My father nodded back gravely. He looked at the serving boy. “What is that savory smell?”
“It’s a beef shoulder, simmered until the meat fell off the bones, with three yellow onions and half a bushel of carrots, and two full measures of this year’s barley. If you order the soup here, sir, you will not get a bowl of brown water with a potato bit at the bottom! And the bread has just come from the oven, and we have summer butter, kept in the cold cellar and yellow as a daisy’s heart. But if you prefer mutton, there are mutton pies likewise stuffed with barley and carrot and onion, in brown crusts so flaky that we must put a plate under them, for they are so tender that otherwise you may end up wearing one!
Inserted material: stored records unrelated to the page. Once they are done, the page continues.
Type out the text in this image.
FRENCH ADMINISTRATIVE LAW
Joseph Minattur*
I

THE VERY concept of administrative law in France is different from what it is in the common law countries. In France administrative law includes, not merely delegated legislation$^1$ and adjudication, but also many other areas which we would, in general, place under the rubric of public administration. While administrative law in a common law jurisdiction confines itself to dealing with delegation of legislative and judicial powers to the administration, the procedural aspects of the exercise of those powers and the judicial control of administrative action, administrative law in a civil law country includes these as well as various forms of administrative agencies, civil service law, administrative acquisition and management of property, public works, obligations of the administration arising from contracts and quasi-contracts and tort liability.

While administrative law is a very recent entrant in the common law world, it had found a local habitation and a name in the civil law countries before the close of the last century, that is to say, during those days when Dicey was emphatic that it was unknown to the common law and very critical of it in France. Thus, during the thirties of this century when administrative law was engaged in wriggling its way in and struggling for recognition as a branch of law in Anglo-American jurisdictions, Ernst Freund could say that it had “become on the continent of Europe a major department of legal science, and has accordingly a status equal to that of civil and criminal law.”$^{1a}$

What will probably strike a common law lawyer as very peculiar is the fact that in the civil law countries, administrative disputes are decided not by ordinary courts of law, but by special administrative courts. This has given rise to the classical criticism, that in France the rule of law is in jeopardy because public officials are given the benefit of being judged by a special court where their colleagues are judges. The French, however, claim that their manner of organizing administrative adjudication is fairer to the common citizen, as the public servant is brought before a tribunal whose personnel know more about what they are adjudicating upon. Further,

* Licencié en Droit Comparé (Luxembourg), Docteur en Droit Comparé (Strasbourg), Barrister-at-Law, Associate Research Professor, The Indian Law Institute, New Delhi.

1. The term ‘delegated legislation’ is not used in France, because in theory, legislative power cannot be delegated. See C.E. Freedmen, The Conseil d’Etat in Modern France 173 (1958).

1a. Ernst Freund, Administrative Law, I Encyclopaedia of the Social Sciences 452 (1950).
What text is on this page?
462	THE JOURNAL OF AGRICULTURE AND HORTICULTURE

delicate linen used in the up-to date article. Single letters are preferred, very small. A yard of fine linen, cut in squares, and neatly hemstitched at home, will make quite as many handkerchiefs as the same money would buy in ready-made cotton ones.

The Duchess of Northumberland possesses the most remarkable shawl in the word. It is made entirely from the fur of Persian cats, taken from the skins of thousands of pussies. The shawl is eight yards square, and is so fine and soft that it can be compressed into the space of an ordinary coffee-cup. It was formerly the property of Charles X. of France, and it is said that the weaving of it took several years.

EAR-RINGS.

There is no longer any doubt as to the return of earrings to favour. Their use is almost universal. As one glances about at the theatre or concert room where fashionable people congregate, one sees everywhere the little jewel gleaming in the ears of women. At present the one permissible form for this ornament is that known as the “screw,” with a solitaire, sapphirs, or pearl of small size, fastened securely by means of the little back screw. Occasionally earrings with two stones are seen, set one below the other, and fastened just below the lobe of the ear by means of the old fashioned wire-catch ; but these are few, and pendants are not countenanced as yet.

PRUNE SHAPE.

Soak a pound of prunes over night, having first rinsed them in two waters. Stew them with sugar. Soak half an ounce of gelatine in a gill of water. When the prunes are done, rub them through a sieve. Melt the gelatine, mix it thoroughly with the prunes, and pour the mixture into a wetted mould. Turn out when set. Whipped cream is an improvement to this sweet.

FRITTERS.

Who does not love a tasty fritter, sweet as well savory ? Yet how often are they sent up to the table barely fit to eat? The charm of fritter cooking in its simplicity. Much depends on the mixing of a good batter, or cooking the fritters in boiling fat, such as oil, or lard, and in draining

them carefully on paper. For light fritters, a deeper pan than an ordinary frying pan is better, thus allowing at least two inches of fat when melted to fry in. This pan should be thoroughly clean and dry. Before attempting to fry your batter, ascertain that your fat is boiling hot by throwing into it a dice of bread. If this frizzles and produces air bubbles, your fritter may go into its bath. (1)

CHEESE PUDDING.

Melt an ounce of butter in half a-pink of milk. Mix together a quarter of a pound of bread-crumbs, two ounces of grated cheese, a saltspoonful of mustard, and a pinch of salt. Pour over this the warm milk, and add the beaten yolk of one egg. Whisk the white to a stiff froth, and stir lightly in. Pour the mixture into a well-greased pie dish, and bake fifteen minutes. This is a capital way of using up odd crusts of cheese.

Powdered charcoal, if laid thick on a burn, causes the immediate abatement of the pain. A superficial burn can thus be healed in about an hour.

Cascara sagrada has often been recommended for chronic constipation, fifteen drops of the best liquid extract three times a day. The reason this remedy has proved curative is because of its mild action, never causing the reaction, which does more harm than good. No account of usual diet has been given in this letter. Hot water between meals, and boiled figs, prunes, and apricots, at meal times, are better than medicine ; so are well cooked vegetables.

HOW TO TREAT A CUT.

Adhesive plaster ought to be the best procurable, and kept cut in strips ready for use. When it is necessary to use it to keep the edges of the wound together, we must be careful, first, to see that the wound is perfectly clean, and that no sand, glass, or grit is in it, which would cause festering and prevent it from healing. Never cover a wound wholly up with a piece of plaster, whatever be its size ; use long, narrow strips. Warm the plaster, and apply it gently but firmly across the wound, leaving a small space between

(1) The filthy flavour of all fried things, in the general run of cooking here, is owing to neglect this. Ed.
We have sliced pumpkin baked with apples and butter and cream, and …”
“Stop, stop,” my father begged him, “or my belly will burst just listening to you.”
- Fool's Assassin: Book I of the Fitz and the Fool Trilogy, by Robin Hobb
Wow. I quite agree with Fitz here; this mouthwatering passage on the menu at the tavern at Oaksbywater makes me too hungry. While I am tempted to recreate every dish described here, I started first with the baked pumpkin. With autumn arriving this week, irresistibly beautiful gourds have begun to fill the aisles of the grocery store.
The pumpkin and apple combination sounds fantastic for a fall or harvest celebration. But from the description, it isn't clear exactly what shape this dish takes. I considered roasting slices of apple and pumpkin lightly coated in melted butter, served with a cream sauce of some sort, but the passage does imply that the fruits are baked with the cream. After a couple attempts, I eventually settled on a pumpkin and apple tart - sure, the butter is all in the pie crust, but all four mentioned ingredients are baked together. I added a classic pumpkin spice mix, both because it complements the pumpkin and the apple so well, and because it seemed appropriate for the Winterfest setting in Fool's Assassin. I tried using a mandolin to make the thin ribbons of pumpkin and apple, but actually found that a vegetable peeler produced more flexible pieces that were easier to work with.
The spiral or rose petal shape of the pumpkin and apple slices makes for a beautiful dish that would be perfect to bring to a Thanksgiving potluck. The sliced pie pieces look nearly as gorgeous as the unsliced tart, with the alternating orange and cream stripes appearing. With all the spicy pumpkin-y goodness and a more interesting texture, I think I might prefer this pumpkin and apple spiral tart to the classic pumpkin pie.